Bu unsurlardan bir tanesi yasaklı, kanuna aykırı bir yürüyüşe katılınması, diğeriyse
ihtira veya zor kullanmaya rağmen dağılmakta ısrar etmek. İlgili yargılamada iddianamede de deliller aşamasında meslektaşım da belirtti, bu iki unsurun da asıl söz konusu olmadığı bir maddeyle yargılanıyor müvekiller.
Nedir bunlar? Örneğin kanuna aykırı bir toplantının olup olmaması meselesi. Saraçhane'yi baz alıyorsak buradaki iddianame de ki, sanıkların bir kısmının başka yerlerden alındığına ilişkin de iddialar var. Bir yer mefhumu gerçekten ortada yok. İstanbul yazılmış iddianamede. Doğal olarak bir belirsizlik söz konusu. Orayı baz alırsak dahi şöyle bir gerçeklik var.
İnsanların barışçıl bir şekilde bir yere toplandığı akabinde de dağıldığı bir tabloyla karşı karşıyayız. Aynı zamanda ortada bir Valilik kararına denk geliyor. İddianamede karara atıf yapılmış.

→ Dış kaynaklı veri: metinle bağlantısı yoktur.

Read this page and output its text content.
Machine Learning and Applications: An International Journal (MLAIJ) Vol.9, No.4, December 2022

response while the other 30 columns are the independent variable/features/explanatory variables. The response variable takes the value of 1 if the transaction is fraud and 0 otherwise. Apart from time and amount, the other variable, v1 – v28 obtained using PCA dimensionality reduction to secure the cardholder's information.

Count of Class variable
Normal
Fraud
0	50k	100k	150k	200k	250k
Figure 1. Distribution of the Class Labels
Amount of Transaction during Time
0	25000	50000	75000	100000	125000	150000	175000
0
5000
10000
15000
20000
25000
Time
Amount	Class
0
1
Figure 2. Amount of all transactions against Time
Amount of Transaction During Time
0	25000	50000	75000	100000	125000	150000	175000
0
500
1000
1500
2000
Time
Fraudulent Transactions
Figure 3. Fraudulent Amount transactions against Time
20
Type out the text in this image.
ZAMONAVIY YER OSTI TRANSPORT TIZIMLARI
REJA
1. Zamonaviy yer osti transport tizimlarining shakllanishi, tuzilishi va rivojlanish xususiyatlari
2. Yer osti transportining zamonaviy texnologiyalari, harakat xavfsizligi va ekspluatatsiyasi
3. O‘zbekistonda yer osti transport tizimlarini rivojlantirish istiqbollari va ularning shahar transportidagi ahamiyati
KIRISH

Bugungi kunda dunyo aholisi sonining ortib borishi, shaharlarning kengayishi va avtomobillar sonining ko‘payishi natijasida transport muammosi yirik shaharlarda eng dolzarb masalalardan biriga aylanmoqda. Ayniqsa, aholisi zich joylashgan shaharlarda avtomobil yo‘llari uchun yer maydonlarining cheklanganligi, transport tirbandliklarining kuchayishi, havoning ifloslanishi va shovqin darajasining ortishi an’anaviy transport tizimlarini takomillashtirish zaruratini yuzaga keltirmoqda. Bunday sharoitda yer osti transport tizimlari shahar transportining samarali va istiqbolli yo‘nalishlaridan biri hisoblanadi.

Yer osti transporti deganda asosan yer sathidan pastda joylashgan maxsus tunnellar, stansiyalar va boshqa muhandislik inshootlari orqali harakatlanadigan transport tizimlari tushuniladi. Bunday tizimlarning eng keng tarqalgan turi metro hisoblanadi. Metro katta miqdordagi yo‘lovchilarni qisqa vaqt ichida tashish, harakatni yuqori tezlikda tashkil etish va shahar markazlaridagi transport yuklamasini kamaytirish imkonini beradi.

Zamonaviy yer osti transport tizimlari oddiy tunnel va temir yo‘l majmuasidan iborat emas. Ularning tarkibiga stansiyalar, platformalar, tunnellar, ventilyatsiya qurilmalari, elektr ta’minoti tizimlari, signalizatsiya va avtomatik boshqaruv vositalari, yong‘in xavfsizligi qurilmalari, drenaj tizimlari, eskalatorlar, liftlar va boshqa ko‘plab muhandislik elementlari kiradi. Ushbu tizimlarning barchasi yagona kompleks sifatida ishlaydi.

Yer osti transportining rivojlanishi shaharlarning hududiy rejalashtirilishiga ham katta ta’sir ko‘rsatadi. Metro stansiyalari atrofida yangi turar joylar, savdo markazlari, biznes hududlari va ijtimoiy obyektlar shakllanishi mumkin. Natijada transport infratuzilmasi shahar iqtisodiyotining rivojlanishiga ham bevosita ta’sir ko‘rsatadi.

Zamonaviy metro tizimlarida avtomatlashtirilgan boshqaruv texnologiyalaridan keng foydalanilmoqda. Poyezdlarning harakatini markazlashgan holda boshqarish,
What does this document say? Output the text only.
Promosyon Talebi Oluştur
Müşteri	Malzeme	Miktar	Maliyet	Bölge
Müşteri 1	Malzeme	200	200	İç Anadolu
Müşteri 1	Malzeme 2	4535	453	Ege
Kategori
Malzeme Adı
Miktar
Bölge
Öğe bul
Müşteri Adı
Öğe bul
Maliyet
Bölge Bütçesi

Kararda da aslında usule ve kanuna uygun bir yasaklamanın olmadığını söyleyebiliriz. Çünkü yasaklamalar genel geçer, dayanaksız ve içeriksiz bir şekilde gerçekleşmiş. Doğal olarak ilgili yasaklamaya dayanarak bir kanuna aykırı toplantı, gösteri, yürüyüş olduğunu iddia edemeyiz.
Bir diğer boyutu. İhtar meselesi. Ortada emniyet kayıtlarından da gelen dosyaya yazmış bir ihtar bulunmamaktır. Yani ortada aslında suçun kurucu unsurlarından bir diğeri olan ihtar unsuru söz konusu değil. İlgili sanıklar TCK madde 26 kapsamında anayasal haklarını kullanmak için alana gelmiş insanlar. Bir ihtar olmadan, yasaklama usulüne uygun bir yasaklama olmadan bu kişilerin ilgili suçu işlediklerini iddia edilemez.
Doğal olarak, bütün sanıklar yönünden ilgili suçun unsurlarının da oluşmaması nedeniyle derhal beraat kararı verilmesini talep ederiz.”
Gazeteci ve avukatların dosyası ayrıldı
Gazeteciler ve avukatlar yönünden dosyanın ayrılmasına karar verildi 8 gazetecinin ve 4 avukatın savunmaları bir sonraki celsede alınacak. Kararın ardından gazeteciler ve avukatlar duruşma salonundan ayrıldı.
Avukatların derhal beraat taleplerinin, dosyada yargılama yapılması ve delillerin değerlendirilmesi gerektiği gerekçesiyle reddine karar verildi.
Gazeteciler: Gazetecilik faaliyeti yargılandı, çok saçma bir gerekçeyle alındık
"Toplantı ve Gösteri Yürüyüşleri Kanunu'na muhalefet" iddiasıyla suçlandıkları davanın ilk duruşmasında hakim karşısına çıktı gazeteciler duruşmanın ardından açıklama yaptı.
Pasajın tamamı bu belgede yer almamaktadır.